It is appreciated that the above-described approach of determining a plurality of possible hypotheses from the first captured image, and then eliminating hypotheses that are inconsistent with the feature of interest in subsequent captured images, may be advantageously used for objects having a feature of interest that could be initially characterized by many possible poses. Also, this process may be advantageous for an object having two or more different features of interest such that families of hypothesis are developed for the plurality of different features of interest. At some point in the hypothesis elimination process for a given object, only one hypothesis (or family of hypotheses) will remain. The remaining hypothesis (or family of hypotheses) could be tested as described herein, and if validated, the object's position and/or pose could then be determined. Furthermore, the above-described approach is applicable to a plurality of objects having different poses, such as the jumbled pile of objects 112 illustrated in Figure 1. Two or more of the objects may be identified for analysis. One or more features of each identified object could be evaluated to determine a plurality of possible hypotheses for each feature.
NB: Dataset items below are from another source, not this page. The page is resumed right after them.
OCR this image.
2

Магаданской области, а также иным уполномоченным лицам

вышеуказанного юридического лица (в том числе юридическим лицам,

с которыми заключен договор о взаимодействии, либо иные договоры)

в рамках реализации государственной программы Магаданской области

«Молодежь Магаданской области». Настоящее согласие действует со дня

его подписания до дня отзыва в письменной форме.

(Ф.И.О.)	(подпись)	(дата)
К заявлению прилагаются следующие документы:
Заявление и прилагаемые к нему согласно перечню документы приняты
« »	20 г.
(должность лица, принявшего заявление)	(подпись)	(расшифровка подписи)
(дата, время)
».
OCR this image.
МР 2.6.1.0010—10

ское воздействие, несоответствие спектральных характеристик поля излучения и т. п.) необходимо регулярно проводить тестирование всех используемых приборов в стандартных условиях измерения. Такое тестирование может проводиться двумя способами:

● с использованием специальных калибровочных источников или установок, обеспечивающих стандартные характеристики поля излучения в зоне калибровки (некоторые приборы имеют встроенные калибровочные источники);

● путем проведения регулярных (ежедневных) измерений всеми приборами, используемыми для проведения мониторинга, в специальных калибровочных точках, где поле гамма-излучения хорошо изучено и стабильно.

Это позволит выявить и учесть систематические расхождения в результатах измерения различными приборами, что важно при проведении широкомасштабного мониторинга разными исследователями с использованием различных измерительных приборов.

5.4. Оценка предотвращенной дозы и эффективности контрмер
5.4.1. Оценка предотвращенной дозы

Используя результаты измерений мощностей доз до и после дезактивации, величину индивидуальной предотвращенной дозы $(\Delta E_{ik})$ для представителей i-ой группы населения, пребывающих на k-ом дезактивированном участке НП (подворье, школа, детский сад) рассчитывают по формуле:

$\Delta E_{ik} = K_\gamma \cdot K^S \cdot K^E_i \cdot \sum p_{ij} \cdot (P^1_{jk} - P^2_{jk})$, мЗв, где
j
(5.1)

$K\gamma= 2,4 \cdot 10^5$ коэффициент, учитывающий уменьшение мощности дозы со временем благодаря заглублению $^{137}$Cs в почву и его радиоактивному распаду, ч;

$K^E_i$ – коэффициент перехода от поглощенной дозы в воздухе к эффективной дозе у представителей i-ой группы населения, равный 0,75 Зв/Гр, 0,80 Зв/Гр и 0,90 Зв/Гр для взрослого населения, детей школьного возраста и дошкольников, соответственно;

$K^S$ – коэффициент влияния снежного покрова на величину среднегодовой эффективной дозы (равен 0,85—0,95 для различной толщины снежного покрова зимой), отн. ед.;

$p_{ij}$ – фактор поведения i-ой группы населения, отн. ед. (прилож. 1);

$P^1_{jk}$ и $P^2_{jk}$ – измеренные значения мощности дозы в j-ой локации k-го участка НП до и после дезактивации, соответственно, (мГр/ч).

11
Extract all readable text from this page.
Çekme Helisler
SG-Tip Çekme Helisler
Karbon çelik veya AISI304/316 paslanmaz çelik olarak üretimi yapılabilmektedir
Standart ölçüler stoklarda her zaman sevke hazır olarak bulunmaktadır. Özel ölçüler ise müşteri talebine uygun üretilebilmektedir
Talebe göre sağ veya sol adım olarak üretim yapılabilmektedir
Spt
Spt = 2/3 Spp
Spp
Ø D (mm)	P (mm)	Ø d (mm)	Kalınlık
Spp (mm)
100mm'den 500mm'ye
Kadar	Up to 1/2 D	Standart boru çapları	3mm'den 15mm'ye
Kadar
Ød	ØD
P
The pose could be determined for any object whose series of hypotheses (or family of hypotheses) are first reduced to a single hypothesis (or family of hypotheses). Such a plurality of hypotheses may be considered in the aggregate or totality, referred to as a signature. The signature may correspond to hypotheses developed for any number of characteristics or features of interest of the object. For example, insufficient information from one or more features of interest may not, by themselves, be sufficient to develop a hypothesis and/or predict pose of the object. However, when considered together, there may be sufficient information to develop a hypothesis and/or predict pose of the object.

For convenience of explaining operation of one exemplary embodiment, the above-described example (see Figures 3A-3C) determined only one feature of interest (the circular feature) for two objects (302a and 302b). It is appreciated that the above-described simplified example was limited to two objects 302a, 302b. When a large number of objects are in the pile of objects 112 (Figure 1), a plurality of visible object features are detected. That is, an edge detection algorithm detects a feature of interest for a plurality of objects. Further, it is likely that there will also be false detections of other edges and artifacts which might be incorrectly assumed to be the feature of interest.

Accordingly, the detected features (whether true detection of a feature of interest or a false detection of other edges or artifacts) are analyzed to initially identify a plurality of most-likely detected features. If a sufficient number of features are not initially detected, subsequent images may be captured and processed after movement of the image capture device 114. Any suitable system or method of initially screening and/or parsing an initial group of detected edges into a plurality of most-likely detected features of interest may be used by the various embodiments. Accordingly, such systems and method are not described in detail herein for brevity.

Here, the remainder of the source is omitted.